Circuit Judge Howard Hawk approved a deal in which former Marshall County Revenue Commissioner Joey Masters pleaded guilty to a state ethics charge that accused him of taking an unspecified amount of money from an office account.
A state audit found $17 million errors in tax assessments under Masters and a separate taxpayer lawsuit accuses him of reducing assessments for relatives and friends by as much as $20 million. However, Assistant Attorney General Bill Lisenby Jr. outlined only $740 in office funds that Masters admitted taking from a cash drawer and then repaying in 2012.
Under questioning from Hawk, Lisenby said prosecutors couldn't prove any crime involving the broader allegations of bogus or mistaken tax assessments totaling in the millions.
"I'm somewhat staggered by you saying `This is it,' but if you say `This is it,' I'm taking your word for it," said Hawk.
Lisenby said problems uncovered in state audits do not always involve crimes, which have a higher standard of proof.
The judge previously refused to accept Masters' guilty plea, saying he wanted to know exactly what the charges involved.
Masters, 51, must pay a fine and assessment of $1,100 plus court costs; perform 200 hours of community service; and spend two years on probation. He declined comment after the hearing.
Masters served as Marshall County's tax assessor during much of the 1990s, and he was first elected revenue commissioner in 2002 after voters decided to create the position by combining the posts of tax assessor and tax collector. Last elected to a six-year term in 2008, Masters' term would have expired this year.
Masters, a Democrat turned Republican, resigned when he was indicted in November. He retains his state pension, voting rights and ability to seek office again because the charge wasn't a felony.

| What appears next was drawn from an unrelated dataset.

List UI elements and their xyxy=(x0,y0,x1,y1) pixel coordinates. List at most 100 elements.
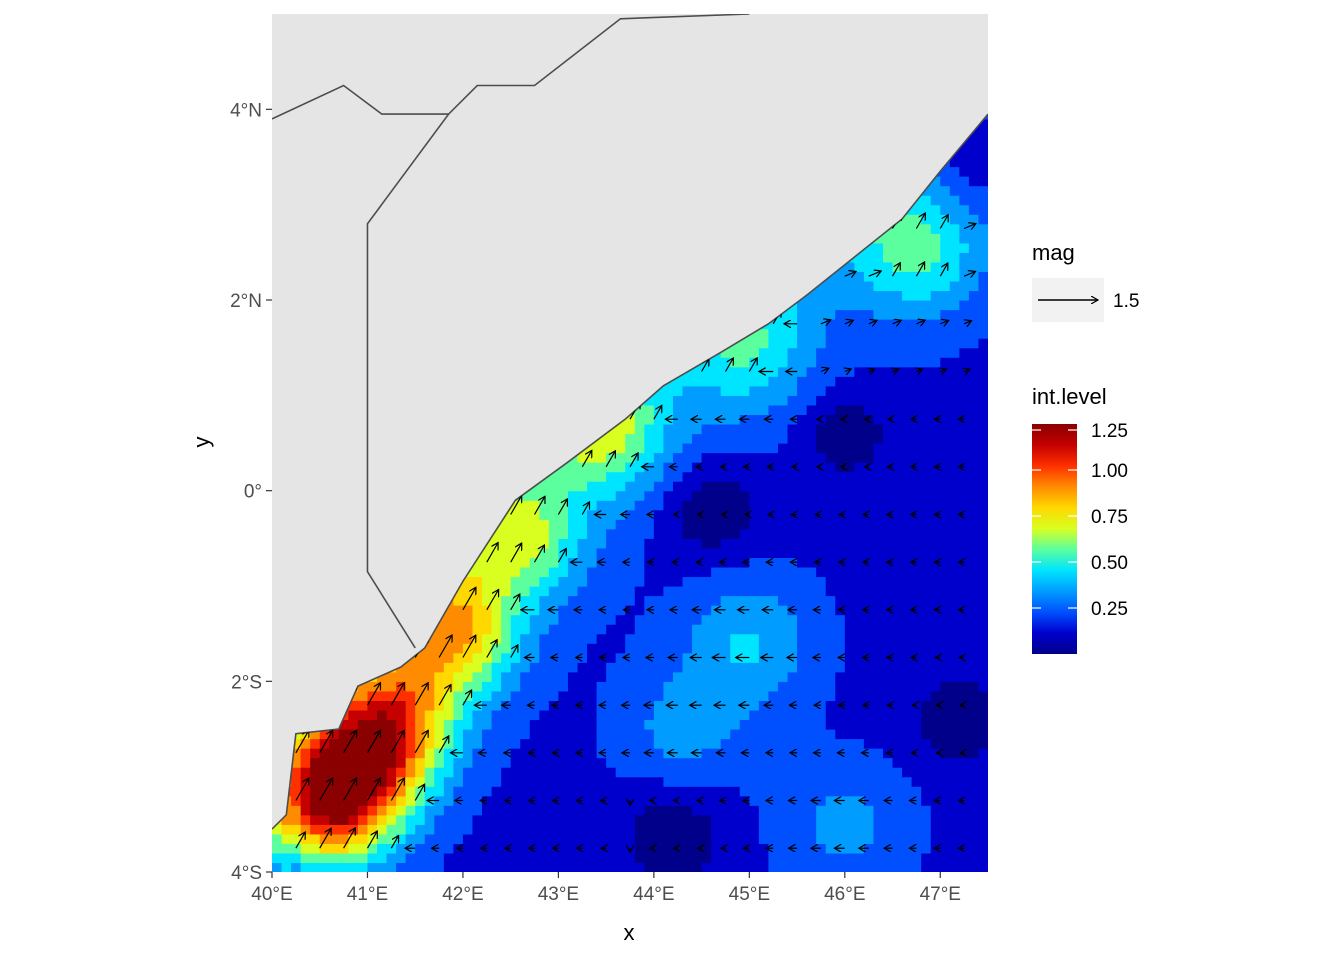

Outside court, defense attorney Dan Warnes said no one knows exactly how much Masters used from the office cash drawer because no one kept a record and he took money from the fund multiple times.
Warnes said Masters never tried to hide what he was doing and repaid every penny, making it impossible for prosecutors to prove he had intent to commit a crime.
"That is why it was a misdemeanor," he said.
With the criminal case finished, a civil lawsuit accusing Masters of costing the county as much as $20 million in revenues through improper tax assessments can move forward, said Randy Beard, an attorney who sued on behalf of a taxpayer.
The lawsuit claims Masters purposely decreased the values of hundreds of pieces of property to reduce the tax bills of friends, political allies, relatives and influential citizens while serving as revenue commissioner.
County Commission Chairman James Hutcheson has denied that Masters' actions cost taxpayers anything close to $20 million since the total budget in the rural county of 95,000 people is less than $23 million.
"The county couldn't survive if those numbers were real," Hutcheson said in an interview last month.